From Vatican we started walking towards out next destination, the Spanish Steps. En route we came across Castel Sant'Angelo. The Mausoleum of Hadrian, popularly known as Castel Sant'Angelo, initially was commissioned by the Roman Emperor Hadrian as a mausoleum for himself and his family. The building spent over a thousand years as a fortress and castle, and is now a museum.
It was in the late 16th century that the French king comissioned the building of the steps to reach the Trinità dei Monti church, which is one of the two french national churches in rome(other one being San Luigi dei Francesi). However the steps were finally built between the 1723 -1726. Now the square below was called Piazza di Spangna hence the steps got the name Spanish Steps. In the early 19th century Keats & Shelley lived and worked here. During that time so many English were there that it was nicknamed ‘The English Ghetto’. The house right to the steps where Keats died in 1821 now houses the Keats Shelley Museum.
On the steps and around the fountain a lot of people assemble just to laze around, catch a breath or just do nothing. You may also see a lot of locals there. At the top of the steps you will find the church and lots of artists displaying their work. The street which leads you to the steps is lined on both sides by some of the best names in fashion - D&G, Versace, Gucci et al and you may also find a line outside each such shop for entry.
From Spanish Steps we headed to Fontana di Trevi. Probably one of the most famous fountains in the world. Some of you readers might recall the famous scene from Federico Fellini’s movie La Dolce Vita, with Swedish actress Anita Ekberg in the fountain. One of the most celebrated images from cinema.
The fountain is located at the intersection of three roads hence namedtre-vi(a). Work started in 1732 under architect Nicola Salvi and got completed in 1762. Giuseppe Pannini finished the work after Salvi’s death in 1751.

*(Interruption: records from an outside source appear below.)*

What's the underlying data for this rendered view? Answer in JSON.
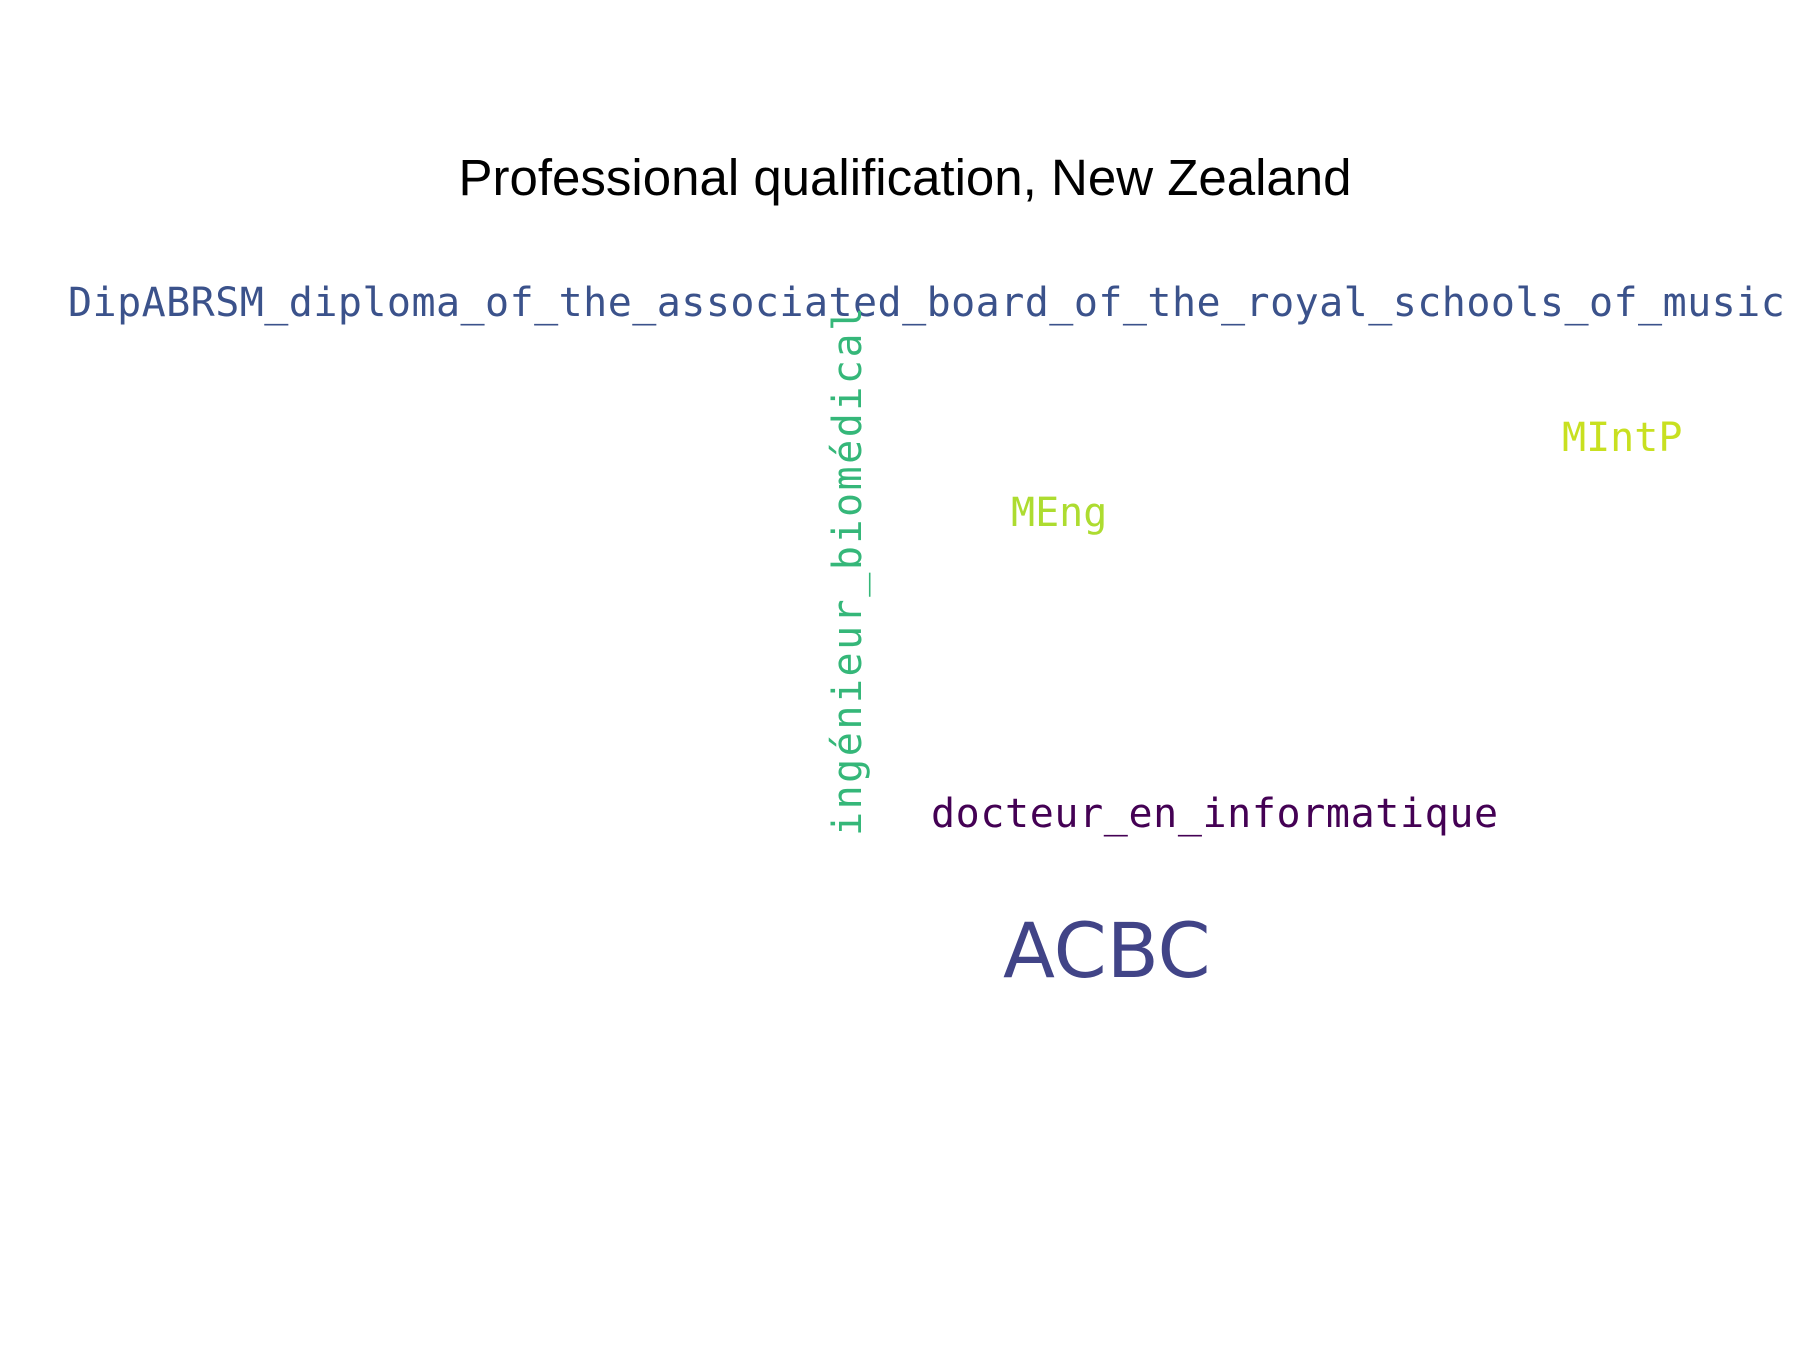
{
  "title": "Professional qualification, New Zealand",
  "words": [
    {
      "id": "dip",
      "text": "DipABRSM_diploma_of_the_associated_board_of_the_royal_schools_of_music",
      "color": "#3b528b",
      "orientation": "horizontal"
    },
    {
      "id": "ing",
      "text": "ingénieur_biomédical",
      "color": "#35b779",
      "orientation": "vertical"
    },
    {
      "id": "mintp",
      "text": "MIntP",
      "color": "#c8e020",
      "orientation": "horizontal"
    },
    {
      "id": "meng",
      "text": "MEng",
      "color": "#addc30",
      "orientation": "horizontal"
    },
    {
      "id": "doc",
      "text": "docteur_en_informatique",
      "color": "#440154",
      "orientation": "horizontal"
    },
    {
      "id": "acbc",
      "text": "ACBC",
      "color": "#414487",
      "orientation": "horizontal"
    }
  ]
}
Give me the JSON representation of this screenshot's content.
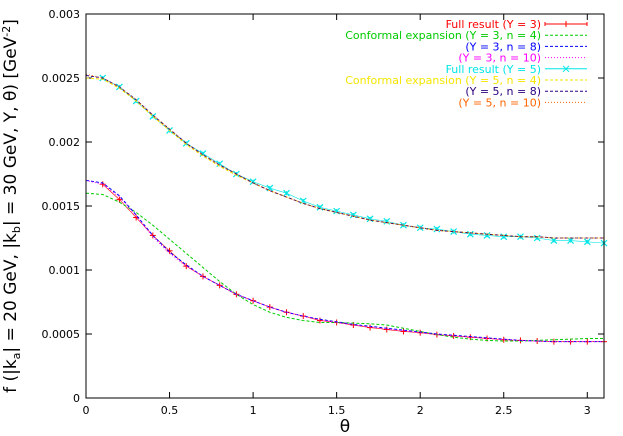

On top of the fountain is the coat of arms of Pope Clement XII, who began work on the fountain. In the center is the magnificent figure of Oceanus(Neptune), son of the Sky and the Earth, which dominates everything in its regality. He is the power of water, impressive in his capacity to give life and at the samer time destroy it. He advaces in a chariot in the form of a shell. His chariot is pulled to two sea horses accompanied by tritons. The horse on the left advances violently symbolizing the sea in tempest, indicative of its violent, destructive nature. While the horse on the right advances calmly representing the calm state of the waters, useful and life giving. The two niches at the sides of Oceanus are the allegoric statues of Fertility(left) and Healthiness(right).